WOLBACHIA BACTERIA IN ACTION | How we’re using naturally occurring bacteria to stop mosquitoes from spreading disease
Words and images: Perran Ross
Cover photo: Jason Axford
Dengue is a major global health issue. It infects millions of people every year and can cause debilitating illness, inflicting joint pain, rash and fever. Without any effective vaccine, the best way to prevent dengue is to target the mosquitoes that transmit it. Dengue is spread by Aedes mosquitoes, and we’ve been waging war on them for decades with an arsenal of repellents, traps and insecticides. But mosquitoes have put up a fight. Aedes aegypti, the main vector of dengue, is becoming resistant to many insecticides and this will make it very difficult to control mosquito populations in the long term.
But is there a way to prevent dengue transmission without killing mosquitoes? Enter Wolbachia.
Wolbachia are bacteria that occur naturally inside the cells of insects. They are perhaps the most prolific symbionts on earth, infecting up to half of insect species. The secret to their success can in part be explained by their ability to hijack the reproduction of their hosts. Different types of Wolbachia have different tricks up their sleeve, usually resulting in an increased production of females (which transmit Wolbachia to their offspring) at the cost of males (which do not transmit the infection). Wolbachia can turn males into females through feminisation, remove the need for males entirely through parthenogenesis, or just kill males outright!

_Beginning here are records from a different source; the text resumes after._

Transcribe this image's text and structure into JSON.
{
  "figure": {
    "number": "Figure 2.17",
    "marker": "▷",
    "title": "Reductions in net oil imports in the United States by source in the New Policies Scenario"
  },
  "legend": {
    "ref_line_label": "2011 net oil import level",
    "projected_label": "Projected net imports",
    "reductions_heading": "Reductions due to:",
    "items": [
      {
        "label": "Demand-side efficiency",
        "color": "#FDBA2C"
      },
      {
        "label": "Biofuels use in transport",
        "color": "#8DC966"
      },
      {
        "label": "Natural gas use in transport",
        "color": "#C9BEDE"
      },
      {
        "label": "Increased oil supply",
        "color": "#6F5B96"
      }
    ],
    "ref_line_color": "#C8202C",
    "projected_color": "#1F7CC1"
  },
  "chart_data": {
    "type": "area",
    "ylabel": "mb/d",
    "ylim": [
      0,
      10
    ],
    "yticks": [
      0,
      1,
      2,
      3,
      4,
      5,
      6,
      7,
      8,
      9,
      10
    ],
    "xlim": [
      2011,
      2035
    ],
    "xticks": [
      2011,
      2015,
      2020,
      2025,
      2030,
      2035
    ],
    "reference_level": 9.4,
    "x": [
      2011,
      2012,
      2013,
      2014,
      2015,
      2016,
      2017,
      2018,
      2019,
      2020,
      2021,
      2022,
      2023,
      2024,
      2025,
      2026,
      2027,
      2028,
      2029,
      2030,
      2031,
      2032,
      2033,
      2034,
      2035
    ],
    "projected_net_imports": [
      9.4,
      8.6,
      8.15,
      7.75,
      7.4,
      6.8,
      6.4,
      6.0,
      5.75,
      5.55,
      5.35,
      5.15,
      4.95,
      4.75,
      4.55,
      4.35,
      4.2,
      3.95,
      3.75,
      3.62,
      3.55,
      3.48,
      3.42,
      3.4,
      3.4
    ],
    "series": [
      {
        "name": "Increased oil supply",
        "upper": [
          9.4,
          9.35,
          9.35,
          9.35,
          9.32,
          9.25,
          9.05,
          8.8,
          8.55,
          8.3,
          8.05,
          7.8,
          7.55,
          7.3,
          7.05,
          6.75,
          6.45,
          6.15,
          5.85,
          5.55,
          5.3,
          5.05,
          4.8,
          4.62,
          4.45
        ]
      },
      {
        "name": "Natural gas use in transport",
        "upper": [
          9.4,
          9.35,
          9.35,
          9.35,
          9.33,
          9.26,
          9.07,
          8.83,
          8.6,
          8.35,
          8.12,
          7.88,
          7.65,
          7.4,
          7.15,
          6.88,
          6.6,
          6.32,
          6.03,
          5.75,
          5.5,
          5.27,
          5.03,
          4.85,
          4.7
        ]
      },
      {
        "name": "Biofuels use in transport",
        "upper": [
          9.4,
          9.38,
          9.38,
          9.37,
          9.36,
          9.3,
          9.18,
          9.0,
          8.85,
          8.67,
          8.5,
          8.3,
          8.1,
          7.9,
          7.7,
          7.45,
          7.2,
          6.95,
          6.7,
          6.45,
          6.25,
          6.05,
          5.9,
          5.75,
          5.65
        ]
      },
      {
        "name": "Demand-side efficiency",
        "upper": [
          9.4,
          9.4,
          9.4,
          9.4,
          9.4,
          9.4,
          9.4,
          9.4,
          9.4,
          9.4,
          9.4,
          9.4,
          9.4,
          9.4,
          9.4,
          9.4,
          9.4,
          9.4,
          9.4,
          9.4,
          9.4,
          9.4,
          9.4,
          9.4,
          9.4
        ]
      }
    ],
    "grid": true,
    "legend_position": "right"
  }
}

Some of these bacteria can be used to reduce the size of mosquito populations.
But not all Wolbachia are so selfish. Some strains can be beneficial, giving their hosts direct advantages by increasing the number of eggs they lay, or by protecting them from pathogens. It’s this feature that makes it a particularly promising tool for mosquito-borne disease control. By introducing Wolbachia into Aedes aegypti mosquitoes, we could reduce their ability to transmit dengue and other nasty illnesses.
Several types of Wolbachia have now been introduced into Aedes aegypti by injecting the bacteria from other insects into mosquito eggs. Once a female mosquito is infected with Wolbachia, she will pass the infection to all her offspring. But how do we get these mosquitoes into wild populations?
When introduced into mosquitoes, Wolbachia causes cytoplasmic incompatibility. This means that when males infected with Wolbachia mate with females that are not infected, their eggs do not hatch. This gives females infected with Wolbachia the upper hand, assisting the spread of Wolbachia into wild mosquito populations.
But how does Wolbachia to stop disease transmission? As it turns out, not only do Wolbachia protect their native hosts from pathogens, but they also protect mosquitoes from viral infections. Wolbachia reduce the ability of Aedes aegypti mosquitoes to transmit dengue, Zika, Chikungunya and other viruses, making them ideal tool for controlling disease transmission without needing to eradicate mosquitoes. In addition, the Wolbachia that reduce the size of mosquito populations also further decrease the transmission of dengue and other viruses.
Mosquitoes with different Wolbachia strains have now been released in Australia and several countries in Asia and South America where they have established in the wild. In the first trials in northern Queensland, Wolbachia invaded populations very rapidly and has stayed there for over seven years.
These field releases are promising, but there is still a lot of work to be done. We need to carefully monitor areas where Wolbachia have been released and assess its impact on disease transmission, and characterise new Wolbachia strains that could be even more effective at stopping dengue. It may be possible to release Wolbachia strains that not only reduce transmission but also decrease the size of mosquito populations. Wolbachia cause a diversity of effects on their insect hosts, and there are many ways in which these bacteria and other types of bacteria might be used in reducing disease transmission.